NHS Greater Glasgow and Clyde recorded the highest total, with 1,335 breaches since January 2023. It is Scotland’s largest health board by population served, which partly explains a higher raw count than smaller boards such as NHS Borders or NHS Lothian.
What Is the Difference Between an ICO Reprimand and a Fine?
A reprimand is a formal public finding of fault with no financial penalty attached. A fine under UK data protection law can run into the millions of pounds. The ICO has stated it avoids fining public bodies like NHS boards because the cost would ultimately be absorbed by the same public purse that funds patient care.

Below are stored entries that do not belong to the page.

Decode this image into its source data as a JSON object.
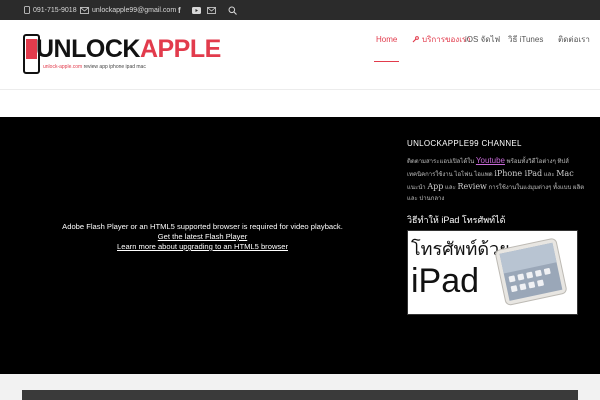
{
  "topbar": {
    "phone": "091-715-9018",
    "email": "unlockapple99@gmail.com",
    "icons": [
      "phone-icon",
      "mail-icon",
      "facebook-icon",
      "youtube-icon",
      "mail-icon",
      "search-icon"
    ]
  },
  "logo": {
    "text_dark": "UNLOCK",
    "text_red": "APPLE",
    "tagline_url": "unlock-apple.com",
    "tagline_rest": " review app iphone ipad mac"
  },
  "nav": {
    "home": "Home",
    "service": "บริการของเรา",
    "ios": "iOS จัดไฟ",
    "itunes": "วิธี iTunes",
    "contact": "ติดต่อเรา"
  },
  "video": {
    "message": "Adobe Flash Player or an HTML5 supported browser is required for video playback.",
    "link1": "Get the latest Flash Player",
    "link2": "Learn more about upgrading to an HTML5 browser"
  },
  "sidebar": {
    "title": "UNLOCKAPPLE99  CHANNEL",
    "text_a": "ติดตามสาระแอปเปิลได้ใน ",
    "link": "Youtube",
    "text_b": " พร้อมทั้งวิดีโอต่างๆ ทิปส์ เทคนิคการใช้งาน",
    "text_c": " ไอโฟน ไอแพด ",
    "big1": "iPhone iPad",
    "text_d": " และ ",
    "big2": "Mac",
    "text_e": " แนะนำ ",
    "big3": "App",
    "text_f": " และ ",
    "big4": "Review",
    "text_g": " การใช้งานในแง่มุมต่างๆ ทั้งแบบ ผลิต และ ปานกลาง",
    "title2": "วิธีทำให้  iPad  โทรศัพท์ได้",
    "ad_line1": "โทรศัพท์ด้วย",
    "ad_line2": "iPad"
  },
  "colors": {
    "accent": "#e23b4c",
    "topbar_bg": "#2b2b2b",
    "main_bg": "#000000",
    "link_purple": "#c86ad8"
  }
}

What Happened in the NHS Lanarkshire WhatsApp Breach?
Twenty-six NHS Lanarkshire staff shared patient names, phone numbers, addresses and clinical details in an unauthorised WhatsApp group more than 500 times between April 2020 and April 2022. The ICO issued its formal reprimand in 2023 once the sharing came to light.
How Does NHS Scotland Discipline Staff Over Data Breaches?
Outcomes range from early, informal resolution up to dismissal, depending on the board and the severity of the access involved. NHS Lanarkshire disciplined 171 staff without dismissing any of them, while NHS Lothian dismissed six staff and sent six separate cases to Police Scotland.
Can Patients Find Out Who Accessed Their NHS Records?
Patients can ask a health board’s information governance team for details of who has accessed their record through a subject access request under UK data protection law. Anyone who suspects unauthorised access to their file can also raise it directly with the ICO if the board’s own response is unsatisfactory.